Il la trouva dans son jardin où elle vaquait à ses semis de printemps. Comme elle lui tournait le dos, il ne vit d’abord qu’une jupe noire et le lien bleu d’un tablier. Le pas du cheval, en s’arrêtant, la fit se redresser et se tourner vers lui. Il mit pied à terre pour s’approcher de la barrière par laquelle on franchissait la haie d’épines et de tamarins.
Comme elle venait lentement vers lui, il put constater qu’en dépit des années elle n’avait pas beaucoup changé : seuls ses cheveux gris lui donnaient son âge car sa silhouette était la même, comme cela arrive chez les gens très actifs. Quant au visage, sa puissante ossature lui conférait une sorte d’éternité : c’était toujours le même grand nez, la bouche au tracé capricieux. Le teint, lui, demeurait tel que Guillaume l’avait connu : tanné dans la jeunesse par la vie au grand air, il l’était toujours autant. Peut-être les yeux bleus s’enfonçaient-ils davantage sous les épais sourcils, mais la majesté naturelle qui avait frappé l’enfant d’autrefois s’imposa de nouveau à l’homme qu’il était devenu.
Il mit le chapeau à la main, découvrant sa tête rousse, et sourit tandis qu’il demandait pour la forme :
— Mademoiselle Lehoussois ?
Une subite émotion fêla légèrement sa voix, chaude et sonore, dont le bronze pouvait atteindre, dans la colère, d’effrayants éclats métalliques. Il s’arrêta près de la barrière qu’on ne l’invitait pas à pousser : sans répondre, la vieille demoiselle s’approcha jusqu’à ce qu’il n’y eût plus entre eux que l’épais lacis de bois où elle appuya sa main, comme si elle éprouvait tout à coup le besoin d’un soutien.
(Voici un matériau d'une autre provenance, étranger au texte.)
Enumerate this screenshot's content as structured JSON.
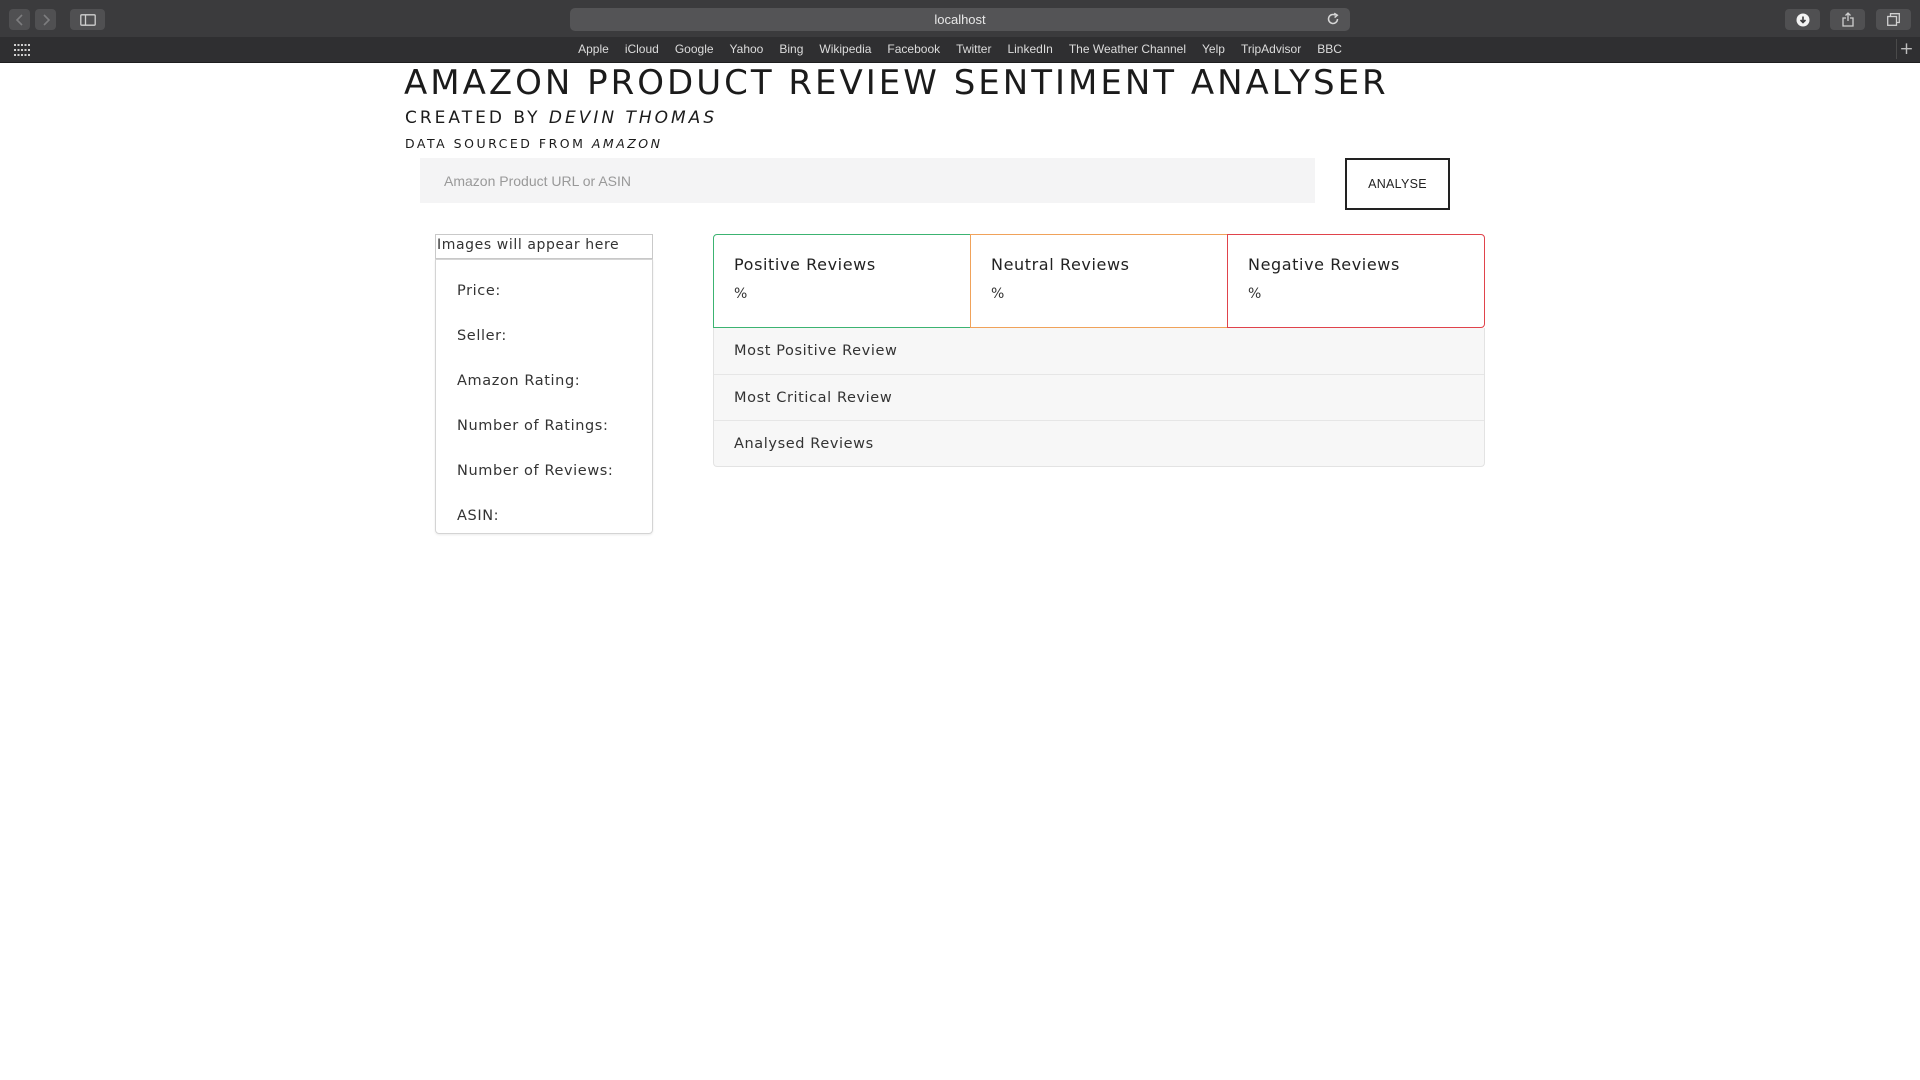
{
  "browser": {
    "url": "localhost",
    "favorites": [
      "Apple",
      "iCloud",
      "Google",
      "Yahoo",
      "Bing",
      "Wikipedia",
      "Facebook",
      "Twitter",
      "LinkedIn",
      "The Weather Channel",
      "Yelp",
      "TripAdvisor",
      "BBC"
    ]
  },
  "header": {
    "title": "AMAZON PRODUCT REVIEW SENTIMENT ANALYSER",
    "created_by_prefix": "CREATED BY ",
    "author": "DEVIN THOMAS",
    "source_prefix": "DATA SOURCED FROM ",
    "source": "AMAZON"
  },
  "search": {
    "placeholder": "Amazon Product URL or ASIN",
    "button_label": "ANALYSE"
  },
  "product": {
    "image_placeholder": "Images will appear here",
    "fields": [
      "Price:",
      "Seller:",
      "Amazon Rating:",
      "Number of Ratings:",
      "Number of Reviews:",
      "ASIN:"
    ]
  },
  "stats": {
    "positive": {
      "label": "Positive Reviews",
      "value": "%",
      "color": "#3cb371"
    },
    "neutral": {
      "label": "Neutral Reviews",
      "value": "%",
      "color": "#f0a25a"
    },
    "negative": {
      "label": "Negative Reviews",
      "value": "%",
      "color": "#e0434b"
    }
  },
  "sections": [
    "Most Positive Review",
    "Most Critical Review",
    "Analysed Reviews"
  ]
}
— Ainsi, c’est bien toi ? exhala-t-elle enfin. Comment aurais-je pu l’imaginer ?
Ce fut au tour de Guillaume d’être surpris.
— Vous m’avez reconnu ?
— Dès que je t’ai regardé. Ta tête rouge n’est pas facile à oublier, tu sais, et elle n’a pas tellement changé. Sauf qu’elle est beaucoup plus haute maintenant ! Dieu, que tu es grand !
— C’est un reproche ?
— Tu sais bien que non ! Ta pauvre mère serait fière de toi… Mais entre donc ! Je te laisse là, derrière cette barrière, comme un colporteur qu’on a envie d’éconduire. Et fais entrer ton cheval ! Là, dans le clos, il sera à son aise…
— Gare à vos pousses de pommiers ! Ali a bon appétit…
— Ali ?… C’est un nom qui vient de loin.
— Comme moi. Mais vous avez piqué ma curiosité tout à l’heure. Vous m’avez dit : « C’est bien toi », comme si l’on vous avait annoncé ma venue ?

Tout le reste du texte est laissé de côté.